You can drive around this time of year a pick these yards out. I think people hear it's safe to use glyphosate on their dormant Bermuda, but don't actually take the time to make sure it's completely dormant. Sure, that 3" Bermuda looked nice and dormant from the driveway, but now the lawn is going to look like trash for a couple months. :roll:

I simply don't use it - it's not worth the risk. When we have a mild winter here, there are areas of my lawn that never go completely dormant - so please:

​
[/endrant]


----------



## GrassDaddy (Mar 21, 2017)

Or at the very least use a weed wick lol they went a bit crazy with it.. Hope it wasn't extended control like this guy

http://www.dailymail.co.uk/news/article-2173781/Man-destroys-40-000-square-foot-lawn-mistakenly-buying-weed-AND-grass-killer.html


----------



## Ware (Jan 28, 2017)

GrassDaddy said:


> Or at the very least use a weed wick lol they went a bit crazy with it.. Hope it wasn't extended control like this guy
> 
> http://www.dailymail.co.uk/news/article-2173781/Man-destroys-40-000-square-foot-lawn-mistakenly-buying-weed-AND-grass-killer.html


Oh WOW! Although I guess this photo could be used to demonstrate how he wouldn't have missed those strips had he applied it at half rate in two perpendicular passes. :lol:


----------



## Redtenchu (Jan 28, 2017)




----------



## GrassDaddy (Mar 21, 2017)

Ware said:


> Oh WOW! Although I guess this photo could be used to demonstrate how he wouldn't have missed those strips had he applied it at half rate in two perpendicular passes. :lol:


Got a better one for that:


----------



## MedozK (Jun 6, 2017)

Boy, did I learn my lesson last year.

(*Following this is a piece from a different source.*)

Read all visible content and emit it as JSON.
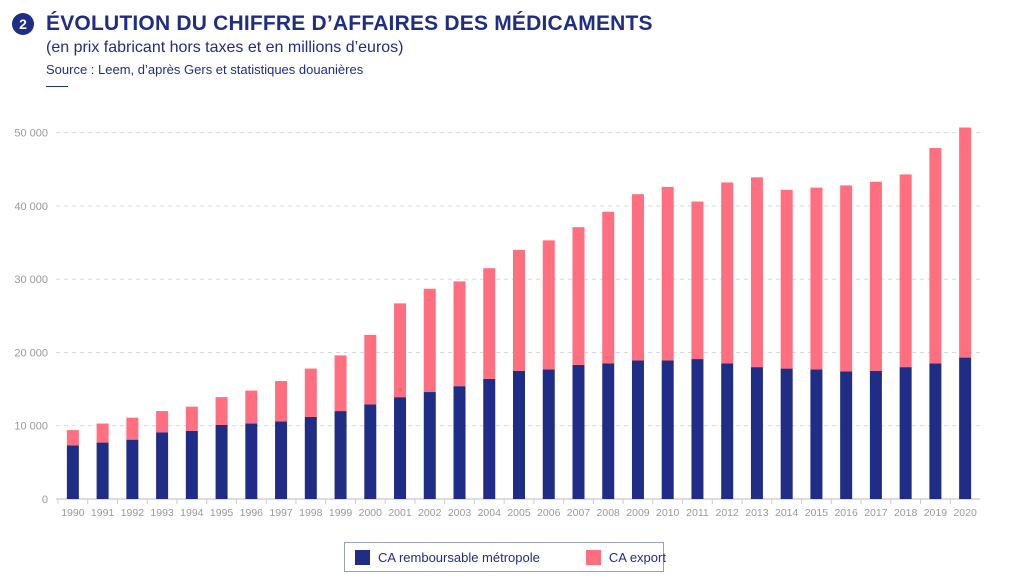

So glad for the help I got here from you guys last year.


----------



## Mightyquinn (Jan 31, 2017)

MedozK said:


> Boy, did I learn my lesson last year. So glad for the help I got here from you guys last year.


Last year??  The forum is only a little over 5 months old! :lol: :lol:

Just joking, I knew what you meant :thumbup:


----------



## MedozK (Jun 6, 2017)

Mightyquinn said:


> MedozK said:
> 
> 
> > Boy, did I learn my lesson last year. So glad for the help I got here from you guys last year.
> ...


Ha, yea really glad I was directed here. Glad to see the familiar names and lawns. Ready to learn and get another season under my belt.


----------



## MedozK (Jun 6, 2017)

My mistake in March of 2016



And now. Man I LOVE Bermuda.
June 2017


----------



## dfw_pilot (Jan 28, 2017)

I remember that!! Lawn is looking amazing now - nice work.


----------



## MedozK (Jun 6, 2017)

dfw_pilot said:


> I remember that!! Lawn is looking amazing now - nice work.


Thanks. And I remember you telling me, "NWT, Nitrogen, Water, and Time will fix it." which was true.


----------